The test animals went on to develop mild obesity as they aged. Interestingly, however, they continued to have better glucose clearance in spite of mild obesity. It was not yet known if the obesity was due to higher insulin levels or some different function of the gene.
Dr. Satish Kumar told The Hindu that by inhibiting the functions of this protein, insulin production could be enhanced.
“Indirectly, we discovered a drug target because now we know that if we interfere with this protein, there is more insulin,” he said. However, he noted that there was also a flip side to the finding. While there was no problem with the ‘knockout' mice up to one year, subsequently their cell proliferation increased — such a phenomenon could lead to tumours. The researchers were not aware of WDR13's function of regulating cell division.

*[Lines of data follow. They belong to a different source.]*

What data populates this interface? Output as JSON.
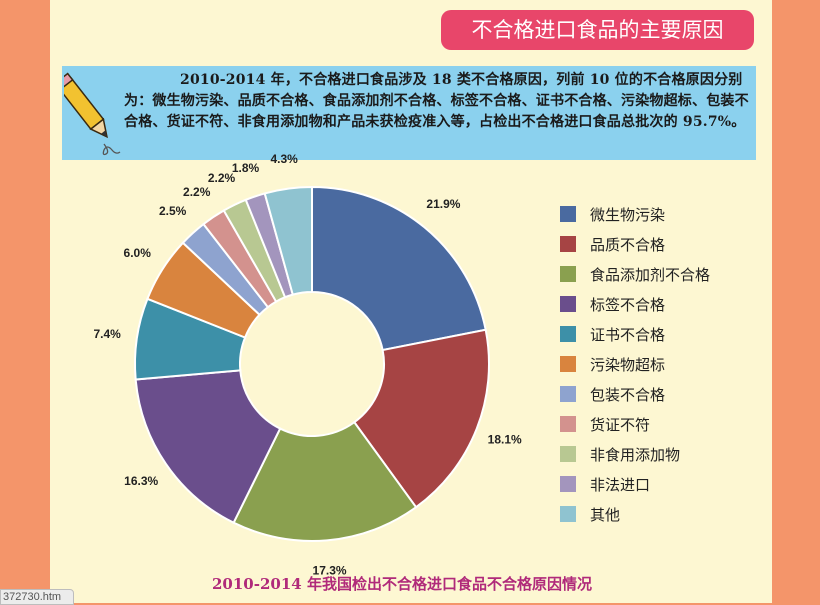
{
  "header": {
    "title": "不合格进口食品的主要原因"
  },
  "intro": {
    "text": "2010-2014 年，不合格进口食品涉及 18 类不合格原因，列前 10 位的不合格原因分别为：微生物污染、品质不合格、食品添加剂不合格、标签不合格、证书不合格、污染物超标、包装不合格、货证不符、非食用添加物和产品未获检疫准入等，占检出不合格进口食品总批次的 95.7%。"
  },
  "chart_data": {
    "type": "pie",
    "title": "2010-2014 年我国检出不合格进口食品不合格原因情况",
    "donut": true,
    "legend_position": "right",
    "categories": [
      "微生物污染",
      "品质不合格",
      "食品添加剂不合格",
      "标签不合格",
      "证书不合格",
      "污染物超标",
      "包装不合格",
      "货证不符",
      "非食用添加物",
      "非法进口",
      "其他"
    ],
    "values": [
      21.9,
      18.1,
      17.3,
      16.3,
      7.4,
      6.0,
      2.5,
      2.2,
      2.2,
      1.8,
      4.3
    ],
    "value_labels": [
      "21.9%",
      "18.1%",
      "17.3%",
      "16.3%",
      "7.4%",
      "6.0%",
      "2.5%",
      "2.2%",
      "2.2%",
      "1.8%",
      "4.3%"
    ],
    "colors": [
      "#4a6aa0",
      "#a64444",
      "#8aa04f",
      "#6a4e8c",
      "#3d90a8",
      "#d9843e",
      "#8ea3cf",
      "#d3928e",
      "#b8c892",
      "#a395bd",
      "#8fc3d0"
    ]
  },
  "status": {
    "url_fragment": "372730.htm"
  }
}
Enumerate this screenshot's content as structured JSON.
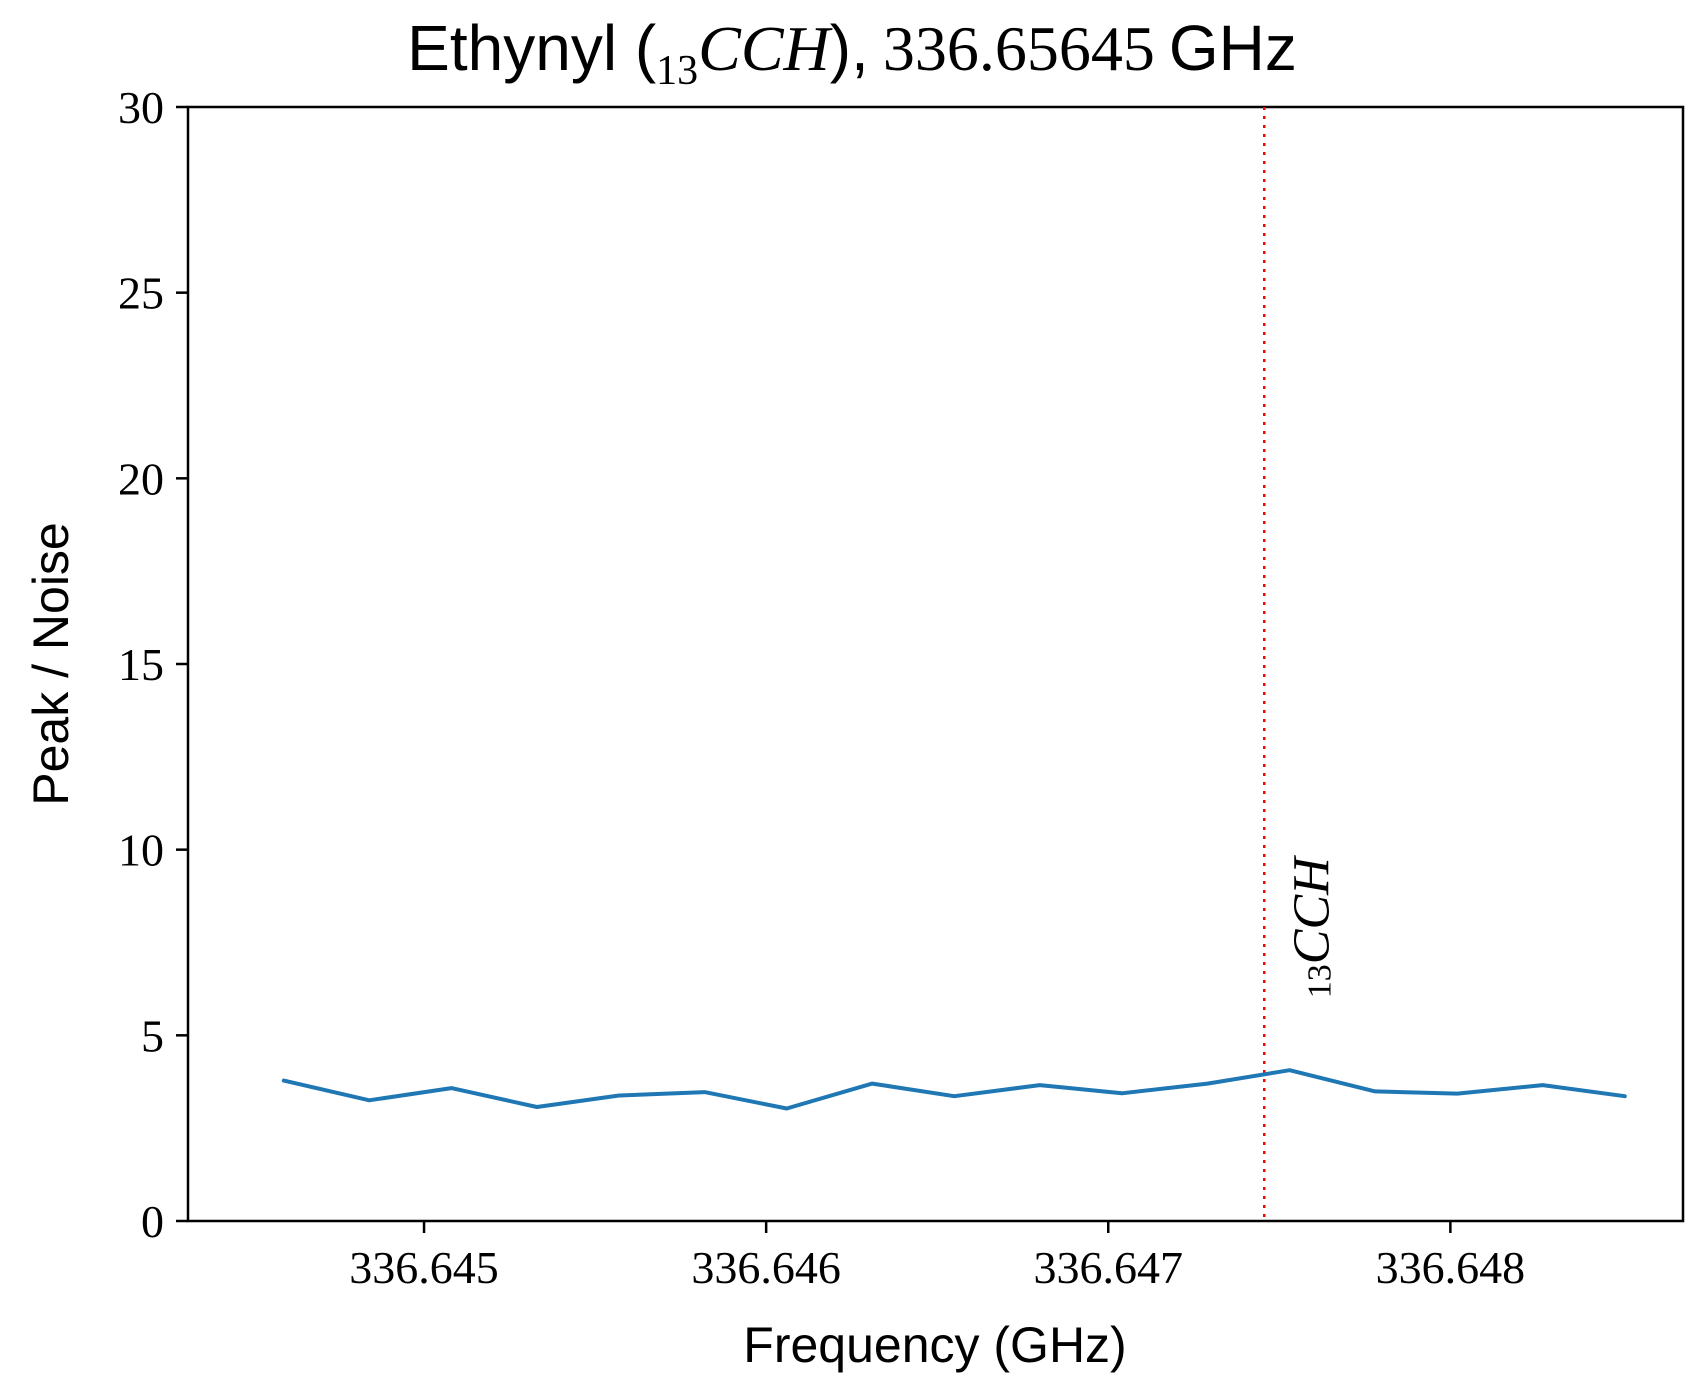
{
  "chart_data": {
    "type": "line",
    "title": {
      "prefix": "Ethynyl (",
      "species_sub": "13",
      "species_main": "CCH",
      "suffix": "),",
      "frequency": "336.65645",
      "unit": "GHz"
    },
    "xlabel": "Frequency (GHz)",
    "ylabel": "Peak / Noise",
    "xlim": [
      336.64431,
      336.64868
    ],
    "ylim": [
      0,
      30
    ],
    "xticks": [
      336.645,
      336.646,
      336.647,
      336.648
    ],
    "xtick_labels": [
      "336.645",
      "336.646",
      "336.647",
      "336.648"
    ],
    "yticks": [
      0,
      5,
      10,
      15,
      20,
      25,
      30
    ],
    "ytick_labels": [
      "0",
      "5",
      "10",
      "15",
      "20",
      "25",
      "30"
    ],
    "grid": false,
    "series": [
      {
        "color": "#1f77b4",
        "x": [
          336.64459,
          336.64484,
          336.64508,
          336.64533,
          336.64557,
          336.64582,
          336.64606,
          336.64631,
          336.64655,
          336.6468,
          336.64704,
          336.64729,
          336.64753,
          336.64778,
          336.64802,
          336.64827,
          336.64851
        ],
        "y": [
          3.78,
          3.25,
          3.58,
          3.07,
          3.38,
          3.47,
          3.03,
          3.7,
          3.36,
          3.66,
          3.44,
          3.7,
          4.06,
          3.49,
          3.43,
          3.66,
          3.36
        ]
      }
    ],
    "reference_line": {
      "x": 336.647456,
      "color": "#ff0000",
      "style": "dotted"
    },
    "annotation": {
      "sub": "13",
      "main": "CCH",
      "x": 336.64755,
      "y": 6
    }
  }
}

The real challenge would be to develop a drug which would interfere in a limited way with the functioning of the gene so as to avoid rapid cell proliferation.
Dr. Kumar said their research initially was not related to diabetes. “We were doing basic biology. This is a side implication with an interesting lead.”
CCMB Director Mohan Rao said: “We are trying to decipher the cause for increase in fatty cells and the pancreatic cells.” There is scope for drug development if the two could be separated.